I have been doing search for a while – Microsoft before MS knew how important search was, Enfish desktop search that curiously never made it, Altavista before the Yahoo! acquisition, Yaga distributed P2P digital content search and eCommerce platform, right on but too early, local search at Infospace while local was hot, and now AOL Search with the FullView turn around. It is sometimes still difficult to put things in perspective and really walk the walk in our searchers’ shoes in spite of all the focus groups, usability tests, eye tracking studies, so I decided to go on a quest to look for a generic definition of “sentiment analysis” and good synonyms, simply because I care about it, and wanted to feel how it really feels. The query is [sentiment analysis], a simple “informational” query as Andrei Broder would put it, in opposition to “navigational” or “transactional“, and the right answer should be a collection of good links, maybe even a Onebox, FullView, Short cut, or SmartAnswer … answers. My information need revolves around Defitions, Companies, Technology, Academic coverage, Articles, Papers and I am really not sure what to expect.

I started with ODP/DMOZ because it came up at work the other day. The Open Directory Project, with 5 million entries, is not particularly rich in the subject. 1 node [Top: Business: Investing: Derivatives: Options: Research and Analysis] related when you think about it from the content to the query, but not when you think of the intent of the query to the content. What I am looking for is generic information about Internet “sentiment analysis”, not investment indices. I tried to navigate the taxonomy from Top >> Computers >> Internet >> nothing under “buzz” nor “sentiment”. I’ll have to wait for ODP to be back up and become an Editor to create a “sentiment analysis” node. Can’t wait, I hear ODP is still pretty important to Webmasters, Publishers, Content owners in terms of ranking high on Google, and Editors still care passionately.
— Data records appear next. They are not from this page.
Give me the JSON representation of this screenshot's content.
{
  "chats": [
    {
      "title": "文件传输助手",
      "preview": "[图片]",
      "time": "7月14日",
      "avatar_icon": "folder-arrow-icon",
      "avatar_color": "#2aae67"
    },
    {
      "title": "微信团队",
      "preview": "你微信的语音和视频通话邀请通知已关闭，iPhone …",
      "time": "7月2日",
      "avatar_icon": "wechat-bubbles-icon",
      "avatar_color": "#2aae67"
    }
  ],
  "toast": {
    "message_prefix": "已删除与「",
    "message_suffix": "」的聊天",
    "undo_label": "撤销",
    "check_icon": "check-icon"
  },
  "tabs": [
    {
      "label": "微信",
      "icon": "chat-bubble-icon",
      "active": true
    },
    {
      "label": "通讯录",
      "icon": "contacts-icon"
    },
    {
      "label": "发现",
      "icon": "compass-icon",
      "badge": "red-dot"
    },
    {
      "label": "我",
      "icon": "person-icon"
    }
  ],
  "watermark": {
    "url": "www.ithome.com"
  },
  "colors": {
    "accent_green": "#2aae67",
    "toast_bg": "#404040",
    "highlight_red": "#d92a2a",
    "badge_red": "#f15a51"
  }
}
The Google search was pretty good. I first typed “sentiment analyses“, and got the “Did you mean” spellcheck suggesting “sentiment analysis“; nice. Interestingly enough, I believe I got one more sponsored link, including the top premium placement with 2 after I signed in. The top 10 results are pretty good, cover IBM research, PDF papers, the Wikipedia entry, and some blog. Out of 4 Sponsored Links, 3 were investment-related. Not what I am looking for although there are parallels between Internet sentiment analysis and investment trends I am sure. At the end, the most interesting results were i) organic: Data Mining: Text Mining, Visualization and Social Media, ii) the IBM definition iii) Paid Sponsored link Nstein. Overall, the Sponsored links are definitely not as relevant as the organic matches because coverage depends on economics but not organic content. Go wonder, there are about 10 billion pages on the net and only maybe about 700,000 advertisers; unfair advantage to the organic index, to the order of 3,000 times bigger if you consider advertisers have 5 pages each (out of no-where).


Wikipedia barely had a “stub” about “sentiment analysis”, so I contributed a couple more definitions I ran into. I’ll clean that up as I learn more while searching next for “sentiment analysis” in Yahoo!, Ask, and the others.

Know of some good links about “Internet sentiment analysis”? What it is? Who is doing what? Who is paying for it? Cool emerging linguistic technology like semantic categorization?